Records are any documentation that an organization creates or receives in the course of its operations.

  • Records include documentary material in every form.
  • Exceptions include physical artifacts, transitory material (such as informal notes, extra copies, drafts, reference material), and non-business communication.

University records are records created or received by employees of the University of Maryland in connection with the transaction of its business.

The University of Maryland is a public institution, so university records are public records.

  • The Annotated Code of Maryland, General Provisions Article, §4–101, defines a public record as “the original or any copy of any documentary material that (i) is made by a unit or an instrumentality of the State or of a political subdivision or received by the unit or instrumentality in connection with the transaction of public business; and (ii) is in any form.”

Active records refer to records in current use for an organization to perform its ongoing, day-to-day operations.

Inactive records are records that are no longer in current use.

Vital or essential records are records that, in the event of disaster:

  • Are necessary for emergency response
  • Are necessary to resume or continue operations
  • Protect the health, safety, property, and rights of constituents
  • Would require massive resources to reconstruct

In the event of extensive disaster or disruption of services, records that document the history of communities and families may also be essential for recovery. (Source: Intergovernmental Preparedness for Essential Records (IPER) Project)

Archival records are records that a repository (such as a library or archives) preserves because an archivist, records manager, or other custodian determines that they have enduring value or offer “evidence of the functions and responsibilities of their creator.” (Source: Society of American Archivists, Dictionary of Archives Terminology)

  • Examples in a university context include continuing value to the creating organization and value for teaching and learning.

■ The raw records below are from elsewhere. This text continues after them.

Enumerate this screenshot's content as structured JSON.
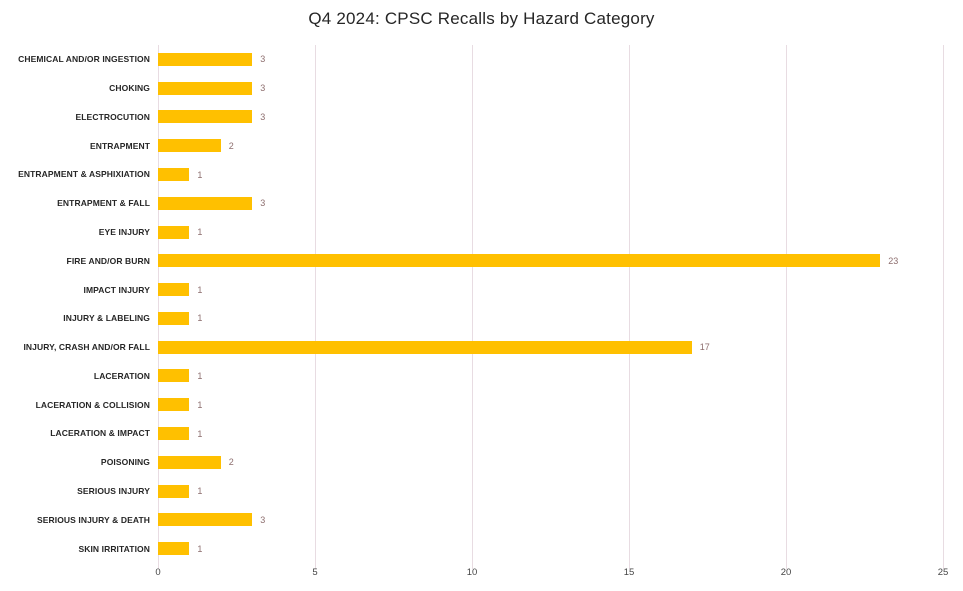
{
  "chart_data": {
    "type": "bar",
    "orientation": "horizontal",
    "title": "Q4 2024: CPSC Recalls by Hazard Category",
    "categories": [
      "CHEMICAL AND/OR INGESTION",
      "CHOKING",
      "ELECTROCUTION",
      "ENTRAPMENT",
      "ENTRAPMENT & ASPHIXIATION",
      "ENTRAPMENT & FALL",
      "EYE INJURY",
      "FIRE AND/OR BURN",
      "IMPACT INJURY",
      "INJURY & LABELING",
      "INJURY, CRASH AND/OR FALL",
      "LACERATION",
      "LACERATION & COLLISION",
      "LACERATION & IMPACT",
      "POISONING",
      "SERIOUS INJURY",
      "SERIOUS INJURY & DEATH",
      "SKIN IRRITATION"
    ],
    "values": [
      3,
      3,
      3,
      2,
      1,
      3,
      1,
      23,
      1,
      1,
      17,
      1,
      1,
      1,
      2,
      1,
      3,
      1
    ],
    "xlabel": "",
    "ylabel": "",
    "xlim": [
      0,
      25
    ],
    "x_ticks": [
      0,
      5,
      10,
      15,
      20,
      25
    ],
    "grid": "vertical",
    "legend": "none",
    "data_labels": "outside-end",
    "colors": {
      "bar": "#FFC000",
      "value_label": "#8D6E6E",
      "category_label": "#262626",
      "tick_label": "#454545",
      "gridline": "#E8DCE2"
    }
  }
}
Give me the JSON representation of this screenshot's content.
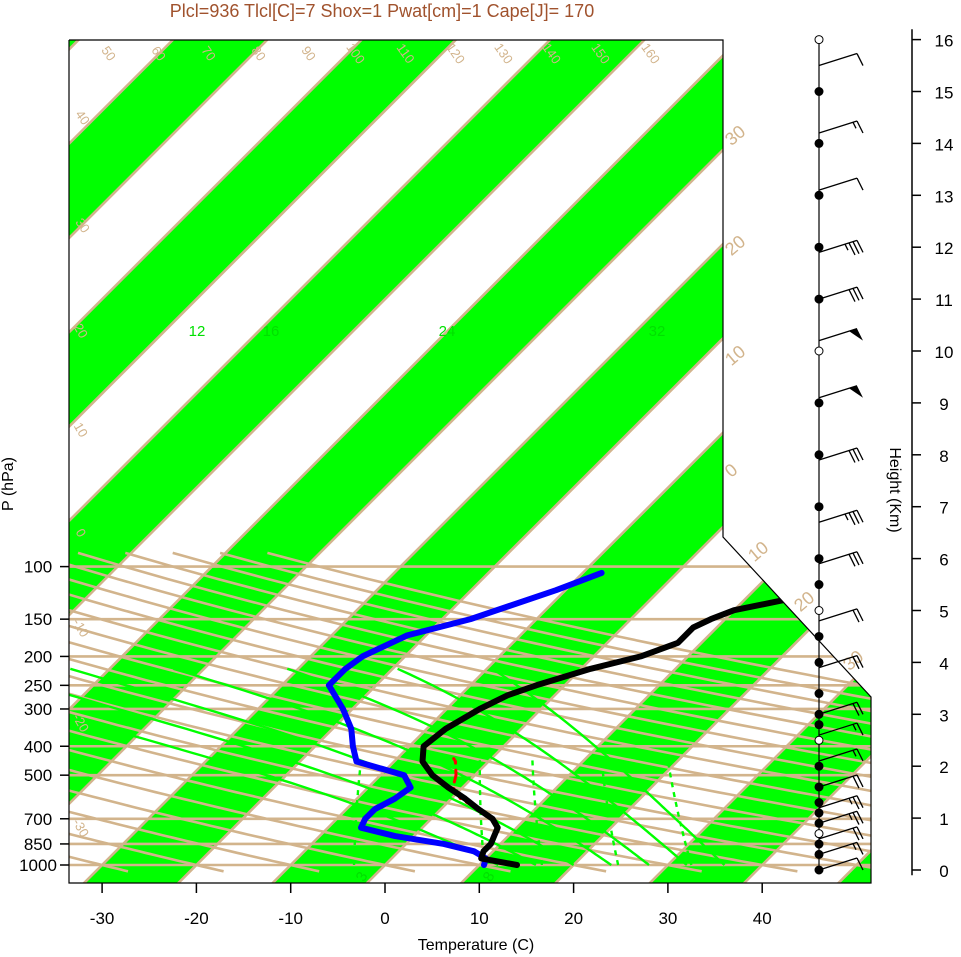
{
  "chart_data": {
    "type": "line",
    "title": "Plcl=936 Tlcl[C]=7 Shox=1 Pwat[cm]=1 Cape[J]= 170",
    "xlabel": "Temperature (C)",
    "ylabel": "P (hPa)",
    "y2label": "Height (Km)",
    "xlim": [
      -34,
      51
    ],
    "x_ticks": [
      "-30",
      "-20",
      "-10",
      "0",
      "10",
      "20",
      "30",
      "40"
    ],
    "pressure_ticks": [
      "100",
      "150",
      "200",
      "250",
      "300",
      "400",
      "500",
      "700",
      "850",
      "1000"
    ],
    "height_ticks": [
      "0",
      "1",
      "2",
      "3",
      "4",
      "5",
      "6",
      "7",
      "8",
      "9",
      "10",
      "11",
      "12",
      "13",
      "14",
      "15",
      "16"
    ],
    "colors": {
      "temperature": "#000000",
      "dewpoint": "#0000ff",
      "parcel": "#ff0000",
      "isotherm_band": "#00ff00",
      "isobar": "#d2b48c",
      "mixing_ratio": "#00ff00",
      "title": "#a0522d"
    },
    "temperature_profile": [
      {
        "p": 1000,
        "t": 14
      },
      {
        "p": 950,
        "t": 9.5
      },
      {
        "p": 900,
        "t": 9
      },
      {
        "p": 850,
        "t": 9
      },
      {
        "p": 800,
        "t": 8.5
      },
      {
        "p": 750,
        "t": 8
      },
      {
        "p": 700,
        "t": 6.5
      },
      {
        "p": 650,
        "t": 4
      },
      {
        "p": 600,
        "t": 1.5
      },
      {
        "p": 550,
        "t": -1.5
      },
      {
        "p": 500,
        "t": -4.5
      },
      {
        "p": 450,
        "t": -7
      },
      {
        "p": 400,
        "t": -8.5
      },
      {
        "p": 350,
        "t": -8
      },
      {
        "p": 300,
        "t": -6.5
      },
      {
        "p": 270,
        "t": -5
      },
      {
        "p": 250,
        "t": -3
      },
      {
        "p": 220,
        "t": 1
      },
      {
        "p": 200,
        "t": 5
      },
      {
        "p": 180,
        "t": 7.5
      },
      {
        "p": 160,
        "t": 7.5
      },
      {
        "p": 150,
        "t": 8.5
      },
      {
        "p": 140,
        "t": 10
      },
      {
        "p": 130,
        "t": 14
      },
      {
        "p": 120,
        "t": 18
      },
      {
        "p": 110,
        "t": 18
      },
      {
        "p": 105,
        "t": 19
      }
    ],
    "dewpoint_profile": [
      {
        "p": 1000,
        "t": 10.5
      },
      {
        "p": 950,
        "t": 10
      },
      {
        "p": 900,
        "t": 8
      },
      {
        "p": 850,
        "t": 4
      },
      {
        "p": 800,
        "t": -2
      },
      {
        "p": 750,
        "t": -6.5
      },
      {
        "p": 700,
        "t": -7
      },
      {
        "p": 650,
        "t": -7
      },
      {
        "p": 600,
        "t": -6
      },
      {
        "p": 550,
        "t": -5.5
      },
      {
        "p": 500,
        "t": -7.5
      },
      {
        "p": 450,
        "t": -14
      },
      {
        "p": 400,
        "t": -16
      },
      {
        "p": 350,
        "t": -18
      },
      {
        "p": 300,
        "t": -21
      },
      {
        "p": 250,
        "t": -25
      },
      {
        "p": 220,
        "t": -25
      },
      {
        "p": 200,
        "t": -24.5
      },
      {
        "p": 170,
        "t": -22
      },
      {
        "p": 150,
        "t": -17
      },
      {
        "p": 120,
        "t": -11
      },
      {
        "p": 105,
        "t": -8
      }
    ],
    "parcel_profile": [
      {
        "p": 700,
        "t": 6.5
      },
      {
        "p": 650,
        "t": 4
      },
      {
        "p": 600,
        "t": 1
      },
      {
        "p": 550,
        "t": -1
      },
      {
        "p": 500,
        "t": -2
      },
      {
        "p": 450,
        "t": -3.5
      },
      {
        "p": 440,
        "t": -4
      }
    ],
    "isotherm_labels": [
      "-30",
      "-20",
      "-10",
      "0",
      "10",
      "20",
      "30"
    ],
    "potential_temp_labels": [
      "50",
      "60",
      "70",
      "80",
      "90",
      "100",
      "110",
      "120",
      "130",
      "140",
      "150",
      "160"
    ],
    "mixing_ratio_labels": [
      "12",
      "16",
      "24",
      "32"
    ],
    "mixing_ratio_bottom_labels": [
      "3",
      "8"
    ],
    "height_km": [
      0,
      0.3,
      0.5,
      0.7,
      0.9,
      1.1,
      1.3,
      1.6,
      2,
      2.5,
      2.8,
      3,
      3.4,
      4,
      4.5,
      5,
      5.5,
      6,
      7,
      8,
      9,
      10,
      11,
      12,
      13,
      14,
      15,
      16
    ],
    "wind_barbs": [
      {
        "h": 0,
        "flag": 0,
        "full": 1,
        "half": 0
      },
      {
        "h": 0.3,
        "flag": 0,
        "full": 1,
        "half": 1
      },
      {
        "h": 0.6,
        "flag": 0,
        "full": 2,
        "half": 0
      },
      {
        "h": 0.9,
        "flag": 0,
        "full": 2,
        "half": 1
      },
      {
        "h": 1.2,
        "flag": 0,
        "full": 2,
        "half": 1
      },
      {
        "h": 1.6,
        "flag": 0,
        "full": 2,
        "half": 0
      },
      {
        "h": 2.1,
        "flag": 0,
        "full": 1,
        "half": 1
      },
      {
        "h": 2.6,
        "flag": 0,
        "full": 1,
        "half": 1
      },
      {
        "h": 3.0,
        "flag": 0,
        "full": 2,
        "half": 0
      },
      {
        "h": 3.9,
        "flag": 0,
        "full": 2,
        "half": 0
      },
      {
        "h": 4.8,
        "flag": 0,
        "full": 2,
        "half": 0
      },
      {
        "h": 5.9,
        "flag": 0,
        "full": 3,
        "half": 0
      },
      {
        "h": 6.7,
        "flag": 0,
        "full": 3,
        "half": 1
      },
      {
        "h": 7.9,
        "flag": 0,
        "full": 3,
        "half": 0
      },
      {
        "h": 9.1,
        "flag": 1,
        "full": 0,
        "half": 0
      },
      {
        "h": 10.2,
        "flag": 1,
        "full": 0,
        "half": 0
      },
      {
        "h": 11,
        "flag": 0,
        "full": 3,
        "half": 0
      },
      {
        "h": 11.9,
        "flag": 0,
        "full": 3,
        "half": 1
      },
      {
        "h": 13.1,
        "flag": 0,
        "full": 1,
        "half": 0
      },
      {
        "h": 14.2,
        "flag": 0,
        "full": 1,
        "half": 1
      },
      {
        "h": 15.5,
        "flag": 0,
        "full": 1,
        "half": 0
      }
    ]
  }
}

How does records management work?

Records management involves analysis, retention, and disposition of records in order to:

  • Fulfill legal responsibilities of the university
  • Help campus units work effectively and for the benefit of the campus community
  • Document university programs, activities, impact, and historical legacy

Records analysis is how campus units, records managers, and archivists identify important functions of the university and its constituent units. Understanding how the university works tells us which records document those activities. For more about records analysis, see Records self-assessment.

The office of record is the unit responsible for retaining and disposing of specific types of university records.

Records retention is the period of time that an office of record must maintain a type of record before disposing of it. Retention lasts from the time a record is created until a specific condition or milestone has been met, for example:

  • a predetermined period of time has passed
  • a project is complete
  • a contract expires
  • department no longer refers to a record regularly
  • an employee or student leaves the department

Rarely, a group of records is designated for permanent retention. The University of Maryland Records Schedule specifies retention periods and conditions for campus records.

Records disposition is the set of actions a unit must take when the retention period has expired for a set of records (i.e. the specific condition has been met). Common types of disposition include:

University records schedules specify the disposition of different types of university records. Campus units disposing of records must submit a Certificate of Records Disposal.

The Maryland State Archives defines a records retention and disposition schedule as “an official document created by a government agency and approved by the State Archivist. A retention schedule lists every type of record that the agency generates and gives the agency authority to transfer permanent records and destroy non-permanent records at specified times.” (Source: Maryland State Archives, Records Officer Guidance)

Groups of records that share a function and retention requirements are called records series.